Although it is not feasible to predict what the High Court of Australia—the nation’s apex legal body—would do if it were called upon to consider the constitutionality of vaccine mandates and emergency declaration orders, it is still possible to argue what it should do.
The Australian Constitution must be interpreted in a manner that promotes its purposes, values, and principles, while advancing the “rule of law” and the fundamental rights of the citizen.
The idea of mandatory vaccination—which is now steadily underway in Australia to combat the spread of COVID-19—sits uncomfortably with this jurisprudence.
The Constitution expressly limits the exercise of government power to protect the rule of law. This limitation reduces the incidence of unrestrained power, which is closely connected to achieving human freedom and happiness.
Accordingly, the Constitution allocates legislative power over certain health services to the federal government (or Commonwealth), with these powers being exclusive or concurrent to those wielded by the Australian states.
In the opinion of Chief Justice John Latham, civil conscription included a legal requirement to engage in specific conduct and the imposition of a duty to carry out particular work.
French and Gummow argued that civil conscription is a “compulsion or coercion in the legal and practical sense, to carry out work or provide [medical] services.”
When this understanding of the law is taken into consideration with Section 51 (xxiiiA) of the Constitution, which “invalidates all legislation which compels medical practitioners … to provide any form of medical service,” this provision could be construed as providing an implied right for a person to refuse the services of a doctor or health professional.
For Kirby, the test of whether civil conscription had been imposed was whether laws or regulations by their “details and burdens” intruded into the “private consensual arrangements between the providers of medical and dental services and the individual recipients of such services.”
Under this conclusion—which is also based on existing implied constitutional limits in Section 51 (xxiiiA)—even state Parliaments could not mandate the vaccination of their citizens without violating the Constitution.
Thus the jurisprudence of the High Court indicates that the prohibition of civil conscription must be construed widely to invalidate any law which, directly or indirectly, mandates compulsory vaccinations.
It is a point that has already been addressed in the case of the British Medical Association v Commonwealth where the judge, Justice William Webb, ruled:
Furthermore, compulsory vaccination adversely affects the democratic principle of equality before the law.
They argued that equality of all persons under the law and before the courts “has been a fundamental and generally beneficial doctrine of the common law and a basic prescript of the administration of justice under our system of government.”
The deliberate exclusion then of unvaccinated Australian citizens from certain “freedoms” discriminates against them based on their “vaccine status.”
Of course, relying on a vaccine status would create an apartheid-type situation, with benefits and burdens distributed across society on these grounds.
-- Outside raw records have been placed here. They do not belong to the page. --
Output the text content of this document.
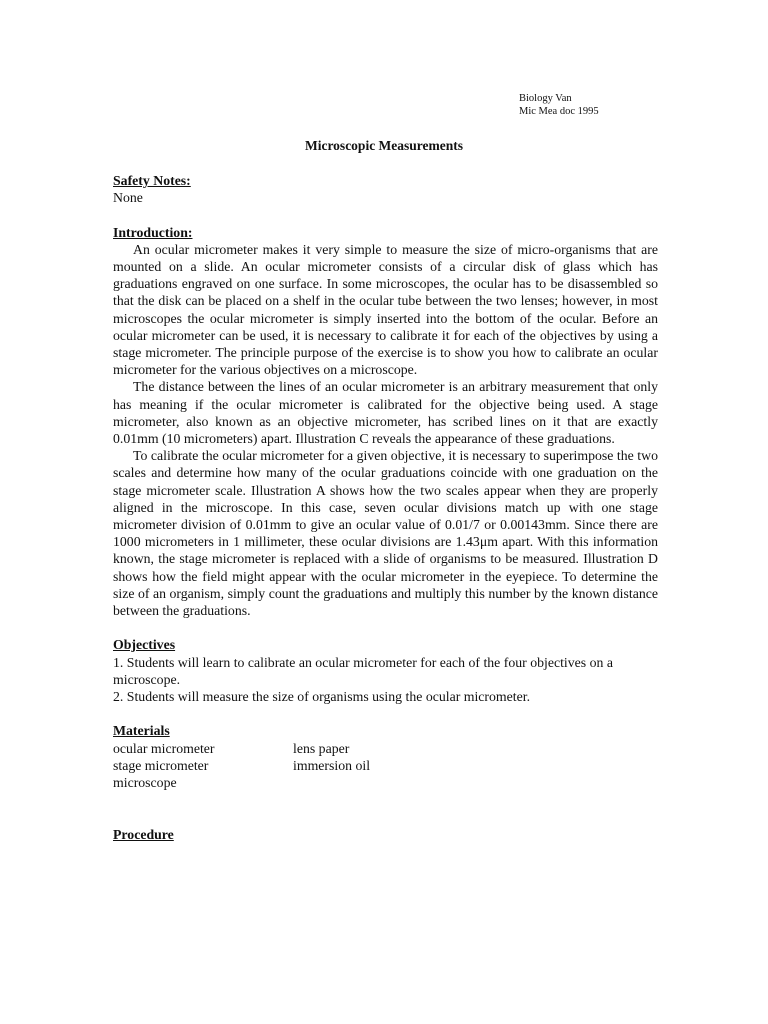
Biology Van
Mic Mea doc 1995
Microscopic Measurements
Safety Notes:
None
Introduction:

An ocular micrometer makes it very simple to measure the size of micro-organisms that are mounted on a slide. An ocular micrometer consists of a circular disk of glass which has graduations engraved on one surface. In some microscopes, the ocular has to be disassembled so that the disk can be placed on a shelf in the ocular tube between the two lenses; however, in most microscopes the ocular micrometer is simply inserted into the bottom of the ocular. Before an ocular micrometer can be used, it is necessary to calibrate it for each of the objectives by using a stage micrometer. The principle purpose of the exercise is to show you how to calibrate an ocular micrometer for the various objectives on a microscope.

The distance between the lines of an ocular micrometer is an arbitrary measurement that only has meaning if the ocular micrometer is calibrated for the objective being used. A stage micrometer, also known as an objective micrometer, has scribed lines on it that are exactly 0.01mm (10 micrometers) apart. Illustration C reveals the appearance of these graduations.

To calibrate the ocular micrometer for a given objective, it is necessary to superimpose the two scales and determine how many of the ocular graduations coincide with one graduation on the stage micrometer scale. Illustration A shows how the two scales appear when they are properly aligned in the microscope. In this case, seven ocular divisions match up with one stage micrometer division of 0.01mm to give an ocular value of 0.01/7 or 0.00143mm. Since there are 1000 micrometers in 1 millimeter, these ocular divisions are 1.43μm apart. With this information known, the stage micrometer is replaced with a slide of organisms to be measured. Illustration D shows how the field might appear with the ocular micrometer in the eyepiece. To determine the size of an organism, simply count the graduations and multiply this number by the known distance between the graduations.

Objectives

1. Students will learn to calibrate an ocular micrometer for each of the four objectives on a microscope.

2. Students will measure the size of organisms using the ocular micrometer.

Materials
ocular micrometer	lens paper
stage micrometer	immersion oil
microscope
Procedure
More importantly, making coercive statements to force people to get vaccinated would effectively amount to an indirect form of mandatory vaccination, the constitutionality of which is doubtful at best.
Indeed, as Justice Webb reminded us, from a constitutional point of view, the jurisprudence of the High Court indicates that such a move would violate Section 51 of the Constitution.
Of course, governments should also be aware that legally they should avoid relying on what is termed “parens patriae” doctrine that grants the state the power to protect a person who is legally unable to act on their own behalf (and is normally reserved for minors).
Such a move would be a textbook example of the “nanny state” in full swing, removing any sense of individual responsibility and human dignity.
Further, there is a danger of excessive state control when citizens cannot make personal decisions about their own medical treatment.
Lord Justice Michael Mustill also noted this danger in the legal case Airdale National Health Service Trust v Bland:
Mustill ruled that: “If the patient is capable of making a decision on whether to permit treatment and decides not to permit it, his choice must be obeyed, even if on any objective view it is contrary to his best interests. A doctor has no right to proceed in the face of objection, even if it is plain to all, including the patient, that adverse consequences and even death will or may ensue.”
It is also worth approaching the matter from the perspective of international human-rights legislation as well.
“Informed consent” is the bedrock principle of ethical standards in medicine.
Informed consent can be defined as the voluntary agreement by an individual to a proposed medical or pharmaceutical treatment, given after sufficient and appropriate information about potential risks and benefits, including on possible adverse effects and how common they are, and what they should do about them.
“For any government either by itself or via corporate proxy to attempt to mandate vaccines in circumstances where there has not been adequate testing and analysis of risks as well as benefits would constitute not only a violation of the principle of informed consent … but a violation of Australia’s obligations under international law with respect to medical experimentation.”
So if the law explicitly prohibits any form of compulsion subjecting citizens to medical or pharmaceutical services, including mandatory vaccination, then any legislation that requires compulsory vaccination, either directly or indirectly, constitutes a form of civil conscription that is constitutionally invalid.
Similarly, indirectly forcing vaccination under threat of losing rights (including employment or “freedoms”) is not voluntary consent.
If governments cannot force something that is directly unconstitutional, such as forcing everyone to be vaccinated, they “cannot lawfully do it indirectly by creating a situation … in which the individual is left no real choice but compliance.”